1 Pre-heat the oven to fan 180C /conventional 200C/ Gas 6. Put the tarragon stalks vegetables, olive oil and garlic in a heavy roasting tin. Place on high heat and cook for 10 minutes, stirring occasionaly until the vegetables start to brown.
2 While the vegetables are cooking, remove any string from the chickens, sprinkle the cavaties with salt and pepper and stuff the lemon quarters inside.
3 Lay the chickens breast side down, on top of the veg, scatter over half the chopped tarragon leaves then drizzel with a little olive oil. Roast for 20 minutes . Meanwhile mix 1 tbsp mustard with the remaining tarragon leaves.
4 Remove the roasting tin from the oven and spread with the mustard mixture.

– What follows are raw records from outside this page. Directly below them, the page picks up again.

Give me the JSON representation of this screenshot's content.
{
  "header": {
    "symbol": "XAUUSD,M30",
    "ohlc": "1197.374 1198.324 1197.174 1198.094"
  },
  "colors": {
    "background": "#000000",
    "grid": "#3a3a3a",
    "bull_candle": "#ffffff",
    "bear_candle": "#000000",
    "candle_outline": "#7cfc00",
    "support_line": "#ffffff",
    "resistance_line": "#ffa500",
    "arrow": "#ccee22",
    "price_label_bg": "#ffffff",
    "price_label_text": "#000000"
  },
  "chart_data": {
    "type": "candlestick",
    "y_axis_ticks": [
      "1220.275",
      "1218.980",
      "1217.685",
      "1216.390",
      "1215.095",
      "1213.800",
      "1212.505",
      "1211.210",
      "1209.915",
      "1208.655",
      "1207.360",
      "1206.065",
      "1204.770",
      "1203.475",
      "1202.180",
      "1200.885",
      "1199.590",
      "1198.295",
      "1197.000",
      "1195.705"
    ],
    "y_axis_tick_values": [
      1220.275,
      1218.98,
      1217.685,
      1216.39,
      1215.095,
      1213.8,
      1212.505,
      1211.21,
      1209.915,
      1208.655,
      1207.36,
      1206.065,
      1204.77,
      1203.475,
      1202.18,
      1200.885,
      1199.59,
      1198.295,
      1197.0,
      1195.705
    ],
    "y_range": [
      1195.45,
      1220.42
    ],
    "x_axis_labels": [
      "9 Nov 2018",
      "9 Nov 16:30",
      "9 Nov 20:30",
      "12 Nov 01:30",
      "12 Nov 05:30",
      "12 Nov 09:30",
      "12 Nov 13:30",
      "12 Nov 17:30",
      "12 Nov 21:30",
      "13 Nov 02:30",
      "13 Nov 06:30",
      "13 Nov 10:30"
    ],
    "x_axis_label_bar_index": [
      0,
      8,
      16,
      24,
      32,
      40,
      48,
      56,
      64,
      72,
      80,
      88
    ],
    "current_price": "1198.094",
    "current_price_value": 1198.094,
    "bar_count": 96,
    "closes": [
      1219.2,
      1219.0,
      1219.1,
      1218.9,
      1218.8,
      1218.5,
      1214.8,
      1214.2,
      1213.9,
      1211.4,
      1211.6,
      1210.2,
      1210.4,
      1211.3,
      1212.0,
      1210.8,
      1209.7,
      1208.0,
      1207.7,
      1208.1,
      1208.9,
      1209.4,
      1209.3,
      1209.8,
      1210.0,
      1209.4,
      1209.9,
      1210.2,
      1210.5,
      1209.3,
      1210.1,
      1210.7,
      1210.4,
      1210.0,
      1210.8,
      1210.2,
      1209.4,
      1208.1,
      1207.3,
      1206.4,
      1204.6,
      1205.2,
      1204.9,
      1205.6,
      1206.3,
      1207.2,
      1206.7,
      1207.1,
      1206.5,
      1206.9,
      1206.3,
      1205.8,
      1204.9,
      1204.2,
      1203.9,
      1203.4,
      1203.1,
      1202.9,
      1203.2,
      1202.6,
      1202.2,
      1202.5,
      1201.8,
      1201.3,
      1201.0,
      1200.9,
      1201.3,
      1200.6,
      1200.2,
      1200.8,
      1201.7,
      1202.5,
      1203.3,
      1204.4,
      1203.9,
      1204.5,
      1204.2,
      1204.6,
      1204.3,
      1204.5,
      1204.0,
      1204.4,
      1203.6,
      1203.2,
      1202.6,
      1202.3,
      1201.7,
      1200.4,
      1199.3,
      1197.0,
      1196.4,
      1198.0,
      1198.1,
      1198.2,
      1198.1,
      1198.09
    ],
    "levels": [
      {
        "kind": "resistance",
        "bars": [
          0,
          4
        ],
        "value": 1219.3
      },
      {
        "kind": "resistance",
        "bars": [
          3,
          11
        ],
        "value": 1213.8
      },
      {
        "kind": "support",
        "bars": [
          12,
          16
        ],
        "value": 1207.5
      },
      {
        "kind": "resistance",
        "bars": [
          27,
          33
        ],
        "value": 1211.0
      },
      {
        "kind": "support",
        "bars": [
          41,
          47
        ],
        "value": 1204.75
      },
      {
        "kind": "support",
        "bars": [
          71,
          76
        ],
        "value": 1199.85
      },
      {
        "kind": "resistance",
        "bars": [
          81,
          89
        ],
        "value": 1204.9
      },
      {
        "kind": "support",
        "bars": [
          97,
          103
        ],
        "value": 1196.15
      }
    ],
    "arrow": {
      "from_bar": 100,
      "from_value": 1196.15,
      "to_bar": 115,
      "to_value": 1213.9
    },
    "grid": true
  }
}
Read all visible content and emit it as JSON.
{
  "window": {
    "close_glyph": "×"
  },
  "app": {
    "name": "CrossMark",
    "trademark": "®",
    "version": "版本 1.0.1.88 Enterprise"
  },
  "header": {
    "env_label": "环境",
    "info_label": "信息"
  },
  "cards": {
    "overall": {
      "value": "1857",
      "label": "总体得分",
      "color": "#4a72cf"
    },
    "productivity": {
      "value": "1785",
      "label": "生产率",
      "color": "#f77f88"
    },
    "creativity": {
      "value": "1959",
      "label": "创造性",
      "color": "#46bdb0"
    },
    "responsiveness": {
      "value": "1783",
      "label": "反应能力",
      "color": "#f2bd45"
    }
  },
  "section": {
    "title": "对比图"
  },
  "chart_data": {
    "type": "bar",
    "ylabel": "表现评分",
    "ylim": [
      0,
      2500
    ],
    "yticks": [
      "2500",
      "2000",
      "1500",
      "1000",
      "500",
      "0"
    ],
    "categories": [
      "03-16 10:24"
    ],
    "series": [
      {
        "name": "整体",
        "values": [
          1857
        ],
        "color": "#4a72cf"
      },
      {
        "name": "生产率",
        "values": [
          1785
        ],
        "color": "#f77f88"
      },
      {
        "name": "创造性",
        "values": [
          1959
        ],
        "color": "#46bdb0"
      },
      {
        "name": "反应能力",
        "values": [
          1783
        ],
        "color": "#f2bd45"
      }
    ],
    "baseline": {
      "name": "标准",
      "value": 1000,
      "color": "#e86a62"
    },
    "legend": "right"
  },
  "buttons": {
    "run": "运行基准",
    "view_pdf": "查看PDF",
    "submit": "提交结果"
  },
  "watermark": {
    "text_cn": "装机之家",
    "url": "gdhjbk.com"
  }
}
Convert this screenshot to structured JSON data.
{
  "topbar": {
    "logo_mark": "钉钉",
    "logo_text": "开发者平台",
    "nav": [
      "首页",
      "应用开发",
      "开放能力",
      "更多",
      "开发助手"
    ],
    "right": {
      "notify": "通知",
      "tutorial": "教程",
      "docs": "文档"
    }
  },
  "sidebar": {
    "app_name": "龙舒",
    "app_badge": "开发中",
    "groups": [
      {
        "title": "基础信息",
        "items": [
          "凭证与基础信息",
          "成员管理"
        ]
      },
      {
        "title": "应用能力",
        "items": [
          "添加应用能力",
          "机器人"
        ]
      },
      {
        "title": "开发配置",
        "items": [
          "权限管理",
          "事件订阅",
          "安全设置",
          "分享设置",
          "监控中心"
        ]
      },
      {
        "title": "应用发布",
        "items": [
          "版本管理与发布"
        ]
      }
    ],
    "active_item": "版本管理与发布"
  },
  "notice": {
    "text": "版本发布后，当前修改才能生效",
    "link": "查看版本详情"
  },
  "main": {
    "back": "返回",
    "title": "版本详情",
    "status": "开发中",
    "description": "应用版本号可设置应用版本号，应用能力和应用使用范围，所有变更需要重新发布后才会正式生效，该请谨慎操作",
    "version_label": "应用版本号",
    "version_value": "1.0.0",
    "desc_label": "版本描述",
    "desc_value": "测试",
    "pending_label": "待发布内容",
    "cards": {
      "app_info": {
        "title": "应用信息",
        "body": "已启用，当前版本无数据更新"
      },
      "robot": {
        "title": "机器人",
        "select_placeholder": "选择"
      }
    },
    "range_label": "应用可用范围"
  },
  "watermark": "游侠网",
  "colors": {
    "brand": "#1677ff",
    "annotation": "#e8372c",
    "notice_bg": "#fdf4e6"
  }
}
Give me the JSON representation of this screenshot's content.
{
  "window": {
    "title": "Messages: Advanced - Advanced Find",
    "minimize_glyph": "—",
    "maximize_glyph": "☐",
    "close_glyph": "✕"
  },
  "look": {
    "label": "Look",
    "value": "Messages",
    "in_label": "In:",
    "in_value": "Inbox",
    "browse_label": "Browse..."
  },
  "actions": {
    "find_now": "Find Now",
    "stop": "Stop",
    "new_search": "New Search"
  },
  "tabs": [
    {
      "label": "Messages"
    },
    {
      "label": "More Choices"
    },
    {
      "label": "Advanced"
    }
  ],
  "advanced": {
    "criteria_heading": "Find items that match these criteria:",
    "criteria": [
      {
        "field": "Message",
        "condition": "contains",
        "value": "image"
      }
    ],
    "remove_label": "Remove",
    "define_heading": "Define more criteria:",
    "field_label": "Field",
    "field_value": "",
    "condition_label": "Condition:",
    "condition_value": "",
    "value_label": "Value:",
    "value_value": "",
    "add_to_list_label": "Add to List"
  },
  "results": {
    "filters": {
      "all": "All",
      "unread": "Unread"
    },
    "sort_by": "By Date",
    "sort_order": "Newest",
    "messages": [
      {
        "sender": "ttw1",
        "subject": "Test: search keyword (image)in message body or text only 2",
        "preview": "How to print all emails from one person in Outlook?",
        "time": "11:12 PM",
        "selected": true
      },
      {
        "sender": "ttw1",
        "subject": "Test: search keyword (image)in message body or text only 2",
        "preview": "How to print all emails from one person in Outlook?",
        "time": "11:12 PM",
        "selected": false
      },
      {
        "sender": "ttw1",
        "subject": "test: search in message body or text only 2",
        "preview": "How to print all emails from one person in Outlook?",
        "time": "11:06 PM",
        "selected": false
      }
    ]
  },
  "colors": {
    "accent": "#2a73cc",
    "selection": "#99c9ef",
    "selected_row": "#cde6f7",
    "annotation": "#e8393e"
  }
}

Return the chickens to the oven and roast for a further 40 minutes or until juices run clear when a thigh is pierced with a skewer.
5 Remove the chickens to a dish or 2 large plates and cover each one with an upterned bowl. Skim any excess fat from the roasting tin. Place the tin on a high heat, pour in the wine and boil for 8-10 minutes until the wine is almost completly reduced. Now pour in the stock and bring to the boil. Then simmer for 5-7 minutes ontil reduced by half. Stir in 1tsp mustard, season to tase and strain into gravy boat.